The goal is to be able to see what all the different keys on a keyboard map to. Simply having a list is much better than having nothing. (Seeing a visual map is great, but that’s obviously depends on what desktop environment someone is using.
If you haven’t configured any layout one is chosen automatically. Say you have a 104-key PC layout. There are graphical documents online, but they aren’t complete.
Having lists on the native system seems easy, low data, and necessary. Depending on being able to copy a ‘°’ (for example) weak for a variety of reasons, the first coming to mind is for a system that’s not connected to the web.
I think the point above stands, though, it’s ultimately the same as most any other Linux distro, and doesn’t have much to do with nix or NixOS specifically. If you had a method to get such info on another distro, you can use the same method on NixOS.
NixOS doesn’t really have first-party applications.
gucharmap is likely a program you want—it is what is commonly thought of as a ‘Character Map’, and provides a searchable, offline list of all Unicode characters.
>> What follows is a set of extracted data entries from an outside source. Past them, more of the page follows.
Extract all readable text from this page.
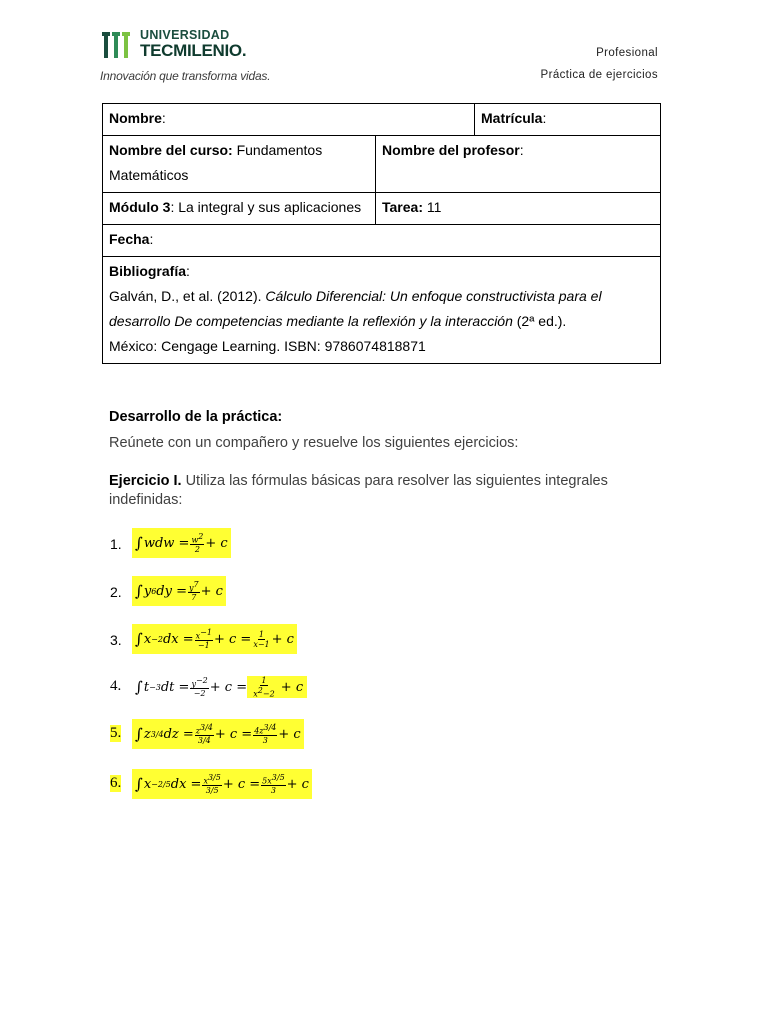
UNIVERSIDAD
TECMILENIO.
Innovación que transforma vidas.
Profesional
Práctica de ejercicios
Nombre:		Matrícula:
Nombre del curso: Fundamentos Matemáticos	Nombre del profesor:	
Módulo 3: La integral y sus aplicaciones	Tarea: 11	
Fecha:		
Bibliografía:
Galván, D., et al. (2012). Cálculo Diferencial: Un enfoque constructivista para el desarrollo De competencias mediante la reflexión y la interacción (2ª ed.).
México: Cengage Learning. ISBN: 9786074818871		
Desarrollo de la práctica:
Reúnete con un compañero y resuelve los siguientes ejercicios:
Ejercicio I. Utiliza las fórmulas básicas para resolver las siguientes integrales indefinidas:
1. ∫ wdw = $\frac{w^2}{2} + c$
2. ∫ y 6 dy = $\frac{y^7}{7} + c$
3. ∫ x −2 dx = $\frac{x^{-1}}{-1} + c = \frac{1}{x-1} + c$
4. ∫ t −3 dt = $\frac{y^{-2}}{-2} + c$ =
$\frac{1}{x^2-2} + c$
5. ∫ z 3/4 dz = $\frac{z^{3/4}}{3/4} + c = \frac{4z^{3/4}}{3} + c$
6. ∫ x −2/5 dx = $\frac{x^{3/5}}{3/5} + c = \frac{5x^{3/5}}{3} + c$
gnome-tecla offers a view of what your keys are bound to, provided you’re using Gnome or similar—on other DEs, they keys may appear blank.
I’ve also heard of kalamine, which I believe will let you create custom mappings and display those mappings in a web browser; but I don’t have experience with it, and the configuration is TOML-based, so you’ll need to read the docs if you want to use it.
Other notes on inserting characters
Depending on being able to copy a ‘°’
To type ° in most desktop environments:
Ctrl+Shift+U, then B,0,Enter
Alternatively, if you have a Compose key enabled:
Compose, o, o
Ctrl+Shift+U will usually let you type any Unicode codepoint, followed by enter.
A compose key lets you make more logical connections:
Compose, ~, n → ñ
Compose, >, = → ≥
In the past, I had rofimoji configured to offer all of Unicode instead of emojis bound to a hotkey.
I haven’t set that back up yet since switching to NixOS, but it was nice being able to search for characters and have recent and commonly-used characters show up in results first.
If you prefer a keyboard-only workflow, it may be worth looking into.